Elektrikli araç devrimine güç verebilecek yeni araba bataryaları
Araştırmacılar maliyetleri düşürebilecek, araç menzilini genişletebilecek ve başka iyileştirmeler sunabilecek farklı tasarımlar üzerinde denemeler yapıyor. Elektrikli otomobillerin bataryalarında günümüzde başka bir devrim yaşanıyor. Büyük bir Japon otomobil üreticisi geçen yıl, 2027-28’de 1.000 kilometre yol kat edebilen ve sıvı bileşenleri katı maddelerle değiştiren bir pil türü kullanarak yalnızca 10 dakikada şarj olabilen bir arabayı piyasaya sürmeyi hedeflediğini söyledi. Çinli üreticiler, günümüzün en iyi elektrikli araçlarına güç sağlayan lityuma değil, dünya da en bol bulunan elementlerden biri olan ucuz sodyuma dayalı pillere sahip bütçeye uygun otomobiller duyurdu. Ve ABD’deki bir laboratuvar, kısmen havada çalışan ve uçaklara güç sağlamaya yetecek enerjiyi toplayabilen bir rüya hücresiyle dünyayı şaşırttı.
Elektrikli araçlar inanılmaz bir hızla ilerliyor ve şirketler hala otomobillerde kullanılması asla hayal edilmemiş batarya hücresi formatları üzerinde çalışıyor. Ancak otomobil bataryaları dünyasında daha çok şey olacak gibi gözüküyor. Yeni, çığır açacak teknolojilerin pazara sunulmasıyla birlikte, elektrifikasyonda yeni bir döneme giriyoruz.
Sırada ne var? Bataryada Çin etkisi, bende üretirim savaşı
Katı hal hücreli bataryalar üzerine çalışmalar devam ederken, mevcut teknolojiyi yeni boyutlara taşımak ve aynı zamanda tamamen yeni bir batarya hücresine dönüştürmek şirketlerin en büyük hedefi. Batarya üreticileri bu bakışla büyük otomobil üreticileriyle ortaklıkları kurarken yakında satın alacağınız otomobiller üzerinde büyük bir etkisi olabileceği anlamına geliyor.
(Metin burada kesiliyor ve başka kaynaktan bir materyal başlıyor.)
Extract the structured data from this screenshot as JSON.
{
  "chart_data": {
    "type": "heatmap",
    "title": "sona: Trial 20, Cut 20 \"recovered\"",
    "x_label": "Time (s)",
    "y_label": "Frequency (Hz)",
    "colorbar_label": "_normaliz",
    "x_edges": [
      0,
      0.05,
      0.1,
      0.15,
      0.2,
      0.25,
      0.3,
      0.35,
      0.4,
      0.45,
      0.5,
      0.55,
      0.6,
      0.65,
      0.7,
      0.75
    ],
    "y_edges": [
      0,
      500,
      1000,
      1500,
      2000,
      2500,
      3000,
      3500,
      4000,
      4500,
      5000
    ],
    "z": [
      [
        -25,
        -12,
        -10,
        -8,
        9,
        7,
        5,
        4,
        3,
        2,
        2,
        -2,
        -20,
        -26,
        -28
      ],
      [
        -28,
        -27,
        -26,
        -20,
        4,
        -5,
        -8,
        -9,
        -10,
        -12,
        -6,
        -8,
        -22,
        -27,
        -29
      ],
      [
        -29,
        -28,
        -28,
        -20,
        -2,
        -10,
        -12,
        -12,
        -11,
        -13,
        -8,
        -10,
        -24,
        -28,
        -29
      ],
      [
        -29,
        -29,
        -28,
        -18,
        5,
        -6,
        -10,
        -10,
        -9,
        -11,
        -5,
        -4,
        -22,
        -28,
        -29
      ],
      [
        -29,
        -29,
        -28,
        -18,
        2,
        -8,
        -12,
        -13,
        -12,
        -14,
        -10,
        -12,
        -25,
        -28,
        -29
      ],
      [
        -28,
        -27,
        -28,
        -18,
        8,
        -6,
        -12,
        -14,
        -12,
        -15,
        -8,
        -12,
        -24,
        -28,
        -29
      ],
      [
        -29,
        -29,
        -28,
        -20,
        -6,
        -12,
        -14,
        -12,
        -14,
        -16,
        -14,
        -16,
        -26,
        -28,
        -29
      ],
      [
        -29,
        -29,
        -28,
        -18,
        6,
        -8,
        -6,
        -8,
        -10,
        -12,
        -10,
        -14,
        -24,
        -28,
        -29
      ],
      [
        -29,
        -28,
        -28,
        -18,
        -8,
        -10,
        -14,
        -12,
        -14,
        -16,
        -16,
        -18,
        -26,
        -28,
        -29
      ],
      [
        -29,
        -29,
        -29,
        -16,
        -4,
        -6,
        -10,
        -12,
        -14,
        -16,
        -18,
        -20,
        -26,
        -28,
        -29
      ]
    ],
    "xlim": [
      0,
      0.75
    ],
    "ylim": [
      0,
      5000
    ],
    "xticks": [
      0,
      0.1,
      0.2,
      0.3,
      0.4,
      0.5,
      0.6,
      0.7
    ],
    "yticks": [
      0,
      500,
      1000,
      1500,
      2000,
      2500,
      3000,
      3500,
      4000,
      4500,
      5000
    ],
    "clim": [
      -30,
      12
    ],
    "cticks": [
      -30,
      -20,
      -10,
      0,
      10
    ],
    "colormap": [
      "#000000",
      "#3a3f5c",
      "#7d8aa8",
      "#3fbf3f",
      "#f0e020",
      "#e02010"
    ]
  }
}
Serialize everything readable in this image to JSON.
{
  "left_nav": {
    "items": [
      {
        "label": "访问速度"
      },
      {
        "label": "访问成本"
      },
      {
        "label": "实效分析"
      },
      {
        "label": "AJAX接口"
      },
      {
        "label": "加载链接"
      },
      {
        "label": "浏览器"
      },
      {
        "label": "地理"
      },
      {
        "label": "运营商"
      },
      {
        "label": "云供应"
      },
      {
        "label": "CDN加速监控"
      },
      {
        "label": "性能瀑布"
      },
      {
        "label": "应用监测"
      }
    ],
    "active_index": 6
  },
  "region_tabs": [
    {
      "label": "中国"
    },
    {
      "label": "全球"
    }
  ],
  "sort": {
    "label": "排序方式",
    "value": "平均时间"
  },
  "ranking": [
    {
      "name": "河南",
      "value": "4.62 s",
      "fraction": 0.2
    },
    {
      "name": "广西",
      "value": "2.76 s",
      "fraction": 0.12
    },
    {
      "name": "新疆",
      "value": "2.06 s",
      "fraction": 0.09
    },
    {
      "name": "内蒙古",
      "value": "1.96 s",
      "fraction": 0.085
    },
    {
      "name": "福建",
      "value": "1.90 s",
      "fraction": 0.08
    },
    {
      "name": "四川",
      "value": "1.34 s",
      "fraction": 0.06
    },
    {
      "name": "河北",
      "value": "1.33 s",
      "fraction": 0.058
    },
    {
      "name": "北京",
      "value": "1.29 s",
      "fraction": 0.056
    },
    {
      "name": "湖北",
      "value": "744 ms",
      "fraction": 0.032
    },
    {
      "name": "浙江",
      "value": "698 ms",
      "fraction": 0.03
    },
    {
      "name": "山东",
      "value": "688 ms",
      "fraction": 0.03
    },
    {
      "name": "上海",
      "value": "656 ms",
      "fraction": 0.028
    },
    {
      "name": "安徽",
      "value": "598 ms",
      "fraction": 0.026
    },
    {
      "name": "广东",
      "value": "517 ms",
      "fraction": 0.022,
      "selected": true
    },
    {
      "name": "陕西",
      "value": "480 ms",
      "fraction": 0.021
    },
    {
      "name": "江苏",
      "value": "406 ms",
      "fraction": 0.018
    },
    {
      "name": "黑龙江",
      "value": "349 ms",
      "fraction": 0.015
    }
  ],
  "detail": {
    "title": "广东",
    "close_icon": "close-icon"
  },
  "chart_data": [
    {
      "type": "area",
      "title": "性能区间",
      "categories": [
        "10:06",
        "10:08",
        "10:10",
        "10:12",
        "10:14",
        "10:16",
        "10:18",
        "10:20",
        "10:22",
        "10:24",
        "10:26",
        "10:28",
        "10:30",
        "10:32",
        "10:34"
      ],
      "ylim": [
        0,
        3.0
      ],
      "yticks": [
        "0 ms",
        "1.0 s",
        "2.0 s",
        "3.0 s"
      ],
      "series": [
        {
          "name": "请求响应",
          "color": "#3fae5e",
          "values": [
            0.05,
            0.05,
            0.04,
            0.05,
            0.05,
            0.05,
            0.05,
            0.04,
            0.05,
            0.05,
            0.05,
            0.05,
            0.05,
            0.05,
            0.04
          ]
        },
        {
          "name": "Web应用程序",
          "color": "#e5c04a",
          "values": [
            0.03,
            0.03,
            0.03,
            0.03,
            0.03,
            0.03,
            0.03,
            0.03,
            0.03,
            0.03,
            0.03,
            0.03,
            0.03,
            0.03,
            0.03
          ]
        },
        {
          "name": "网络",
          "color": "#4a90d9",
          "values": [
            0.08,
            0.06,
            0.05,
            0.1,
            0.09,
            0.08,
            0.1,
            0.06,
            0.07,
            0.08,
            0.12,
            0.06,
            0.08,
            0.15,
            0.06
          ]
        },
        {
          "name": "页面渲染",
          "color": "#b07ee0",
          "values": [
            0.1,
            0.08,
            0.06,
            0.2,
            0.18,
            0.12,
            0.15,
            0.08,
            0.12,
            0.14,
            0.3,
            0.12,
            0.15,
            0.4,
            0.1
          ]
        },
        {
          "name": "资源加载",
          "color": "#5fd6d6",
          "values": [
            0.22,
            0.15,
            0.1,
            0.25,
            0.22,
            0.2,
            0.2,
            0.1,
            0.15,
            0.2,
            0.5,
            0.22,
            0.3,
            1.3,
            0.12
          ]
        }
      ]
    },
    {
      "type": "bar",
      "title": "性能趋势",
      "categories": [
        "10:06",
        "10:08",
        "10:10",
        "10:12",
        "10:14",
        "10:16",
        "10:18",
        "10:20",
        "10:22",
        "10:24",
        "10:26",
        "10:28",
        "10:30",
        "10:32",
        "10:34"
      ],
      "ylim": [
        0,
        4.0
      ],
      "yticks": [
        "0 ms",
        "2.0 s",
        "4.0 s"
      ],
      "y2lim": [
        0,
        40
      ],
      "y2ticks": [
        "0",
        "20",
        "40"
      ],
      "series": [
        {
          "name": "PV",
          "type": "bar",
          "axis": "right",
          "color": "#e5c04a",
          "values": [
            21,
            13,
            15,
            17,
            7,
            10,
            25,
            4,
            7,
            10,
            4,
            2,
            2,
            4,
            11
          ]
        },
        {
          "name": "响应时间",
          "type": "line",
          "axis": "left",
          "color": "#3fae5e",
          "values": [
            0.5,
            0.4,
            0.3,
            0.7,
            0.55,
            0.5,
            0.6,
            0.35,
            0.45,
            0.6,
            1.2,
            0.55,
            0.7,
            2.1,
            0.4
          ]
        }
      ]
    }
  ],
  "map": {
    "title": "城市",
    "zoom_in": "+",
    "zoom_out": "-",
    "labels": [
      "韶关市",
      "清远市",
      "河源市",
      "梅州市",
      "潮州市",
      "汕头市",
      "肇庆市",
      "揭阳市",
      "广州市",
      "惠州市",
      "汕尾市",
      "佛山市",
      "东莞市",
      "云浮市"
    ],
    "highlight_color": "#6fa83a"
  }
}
Çinli batarya üreticisinin lityum iyon hücrelerine benzeyecek şekilde tasarlanan genel merkezi, doğu Çin’in Ningde kentindeki çevresinin üzerinde yükseliyor. Grubun dünya çapında her üç elektrikli araçtan birine güç sağlayan düşük maliyetli bataryaları, kıyı şehrini, uygun fiyatlı yeni nesil otomobiller düşünen her otomotiv yöneticisi için mutlaka ziyaret edilmesi gereken bir yer haline getirdi. 18 bin araştırma personeli ve geçen yıl ikiye katlanarak 2 milyar doların üzerine çıkan Ar-Ge bütçesi, rekabetin ne denli büyük bir ekonomiyle savaşmaya bağlı olduğunu gösteriyor.
Şirket ve Shenzhen merkezli büyük elektrikli otomotiv üreticisini, Güney Kore ve Japonya’daki batarya rakiplerinin önüne geçerek ABD ve Avrupa’yı bulmacanın en önemli ve maliyetli parçası için Çin’e güvenmeden elektrikli otomobil endüstrisini nasıl canlandırabileceklerini düşünmeye bıraktı.
Ancak Çin’in, özellikle de sınırlı sürüş menziline rağmen yerel pazarda hakimiyet kuran düşük maliyetli batarya türünde liderliği göz önüne alındığında, soru, Çin’in hakimiyetini gevşetmek için herhangi birinin daha ucuz veya daha iyi teknoloji geliştirip geliştiremeyeceği oluyor. Dünyanın geri kalan kısmının pillerle ilgili ‘özlediği’ şey, uygun fiyata değil, performansa bağlı olarak batarya kimyasına öncelik vermelerinden geçtiği konuşulurken, Çin’de elektrifikasyonun ve elektrikli araçların tüketici beklentilerinin karşılanabilirliğine öncelik vermesinin batarya sektöründe başarıya götürdüğü görülüyor.